The KillSave Mini-Manifesto

Marketing consultant, blogging genius, and all-round thoroughly decent bloke, Hugh MacLeod, recently decided that his original "Hughtrain Manifesto" was in need of a makeover. So he re-wrote it and cut the original 4,500 words down to a short, 418-word mini-manifesto.

Inspired by the power of his own brevity, Hugh has also issued an open call for other mini-manifestos, saying:

"Why take 50,000 words [the length of your average business tome] to say what you have to say, when 500 will do? Brevity. I love brevity. We're both in a hurry."

Great idea.

So I've taken the longish, somewhat ranty piece Mike Warot and I penned about a year ago (original here), and cut it down to a more digestable 500-word mini-manifesto à la Hugh.

Presenting, The KillSave Mini-Manifesto (aka fixing a broken software paradigm in 500 words or less):


Sit down at your desk and start a new document.

No – forget the computer; actually drag over a sheet of paper and write.

Make sure you don’t put a title on the page, or a date, or your name. Try not to even think about the word “metadata”.

Keep writing.

Now – once you’ve chicken-scratched a page or so of stuff, get up from your desk and walk away. Switch off the lights. Leave the room.

Or, no – go back into the room and, just for good measure, give your desk a good hard kick. Jam your paper knife through the middle of that page you wrote.

Come back to the desk two hours later. Where’s your document?

What? How can it be still on your desktop? And all the words are still there, right up to the last period you wrote? But you didn’t save it!

And you can still read it, even with the paper knife in the middle? Amazing!

OK. Now why does the act of writing in a $200 word processor work less well than this?

If you’ve never lost a document due to a system failure, I want to meet you. I want to know what numbers you play in the lottery. You may just be the luckiest human being alive.

Computers go blooie. Random crashes are a fact of life.

But for a piece of software to lose your work when the lights go out is a flat out failure to fulfill a basic obligation.

If computer automation breaks things that worked well before computers, that’s not progress.

The problem here is a persistent block of stupidity sunk deep into the structure of most file-based software systems. It’s called “Save”.

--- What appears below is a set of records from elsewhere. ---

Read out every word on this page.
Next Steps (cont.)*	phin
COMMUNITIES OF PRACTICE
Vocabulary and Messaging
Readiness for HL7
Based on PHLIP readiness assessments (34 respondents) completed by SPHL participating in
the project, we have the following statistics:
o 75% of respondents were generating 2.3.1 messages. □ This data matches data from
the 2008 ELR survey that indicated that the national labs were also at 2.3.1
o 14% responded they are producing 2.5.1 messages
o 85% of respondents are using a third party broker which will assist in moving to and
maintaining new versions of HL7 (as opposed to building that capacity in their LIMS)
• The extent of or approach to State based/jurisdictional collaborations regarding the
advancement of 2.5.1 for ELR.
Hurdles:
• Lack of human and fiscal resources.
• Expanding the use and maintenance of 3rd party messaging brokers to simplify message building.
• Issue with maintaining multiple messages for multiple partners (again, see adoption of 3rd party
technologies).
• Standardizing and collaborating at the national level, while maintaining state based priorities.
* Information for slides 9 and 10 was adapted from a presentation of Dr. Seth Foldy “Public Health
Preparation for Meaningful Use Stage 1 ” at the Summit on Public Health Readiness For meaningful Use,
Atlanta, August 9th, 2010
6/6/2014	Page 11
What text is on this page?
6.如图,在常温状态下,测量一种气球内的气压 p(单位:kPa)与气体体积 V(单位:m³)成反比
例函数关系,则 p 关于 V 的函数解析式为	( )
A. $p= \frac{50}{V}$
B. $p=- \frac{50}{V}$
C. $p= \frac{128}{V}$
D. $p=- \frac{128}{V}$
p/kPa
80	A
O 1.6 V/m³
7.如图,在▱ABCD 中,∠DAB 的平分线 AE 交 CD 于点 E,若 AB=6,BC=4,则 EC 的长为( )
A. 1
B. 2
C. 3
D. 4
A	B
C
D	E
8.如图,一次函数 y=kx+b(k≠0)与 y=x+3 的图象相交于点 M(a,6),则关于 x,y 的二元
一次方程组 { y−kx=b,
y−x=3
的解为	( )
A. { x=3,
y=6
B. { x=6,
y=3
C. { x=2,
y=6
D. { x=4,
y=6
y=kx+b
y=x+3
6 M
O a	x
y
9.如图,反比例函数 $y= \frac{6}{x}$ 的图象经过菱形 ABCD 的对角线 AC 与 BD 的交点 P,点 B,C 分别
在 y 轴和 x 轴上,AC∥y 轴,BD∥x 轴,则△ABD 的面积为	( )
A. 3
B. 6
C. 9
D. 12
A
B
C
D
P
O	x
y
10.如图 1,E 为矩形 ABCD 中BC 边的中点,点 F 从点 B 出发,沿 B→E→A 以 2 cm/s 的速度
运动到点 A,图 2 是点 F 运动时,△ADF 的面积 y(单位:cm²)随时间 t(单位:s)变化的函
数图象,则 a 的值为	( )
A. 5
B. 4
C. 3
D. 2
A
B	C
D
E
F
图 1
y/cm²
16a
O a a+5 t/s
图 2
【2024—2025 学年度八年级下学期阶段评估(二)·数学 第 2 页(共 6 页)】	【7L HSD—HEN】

What is that anyway? Think about it. There’s something so fundamentally broken about the whole idea of the “Save” command.

It’s the application’s responsibility to make sure it never loses the user’s work. Whether they remembered to “Save” or not.

It’s the Operating System’s responsibility to make sure it never loses the files entrusted to it by applications and users.

Requiring users to “Save” is lazy design.

If your hard drive goes crunch, you might well lose data. You should have a backup. Always.

But if a piece of software ever blows up your data because you forgot to save often enough (or in the right way) – that’s just plain wrong.

We’ve got computers capable of handling 2 BILLION operations per second, and your word processor can’t be bothered to properly store about 20K of text every once in a while.

Save is stupid. It needs to die.

So here are Five Easy Theses for all application programs to follow:

• Never lose the user’s work
• Always show the current save path
• Always autosave to a working folder, and alert when this fails
• Allow the user to pick up their context across invocations of the editor
• Random disconnection is a fact of life. NEVER lose work because of it, EVER!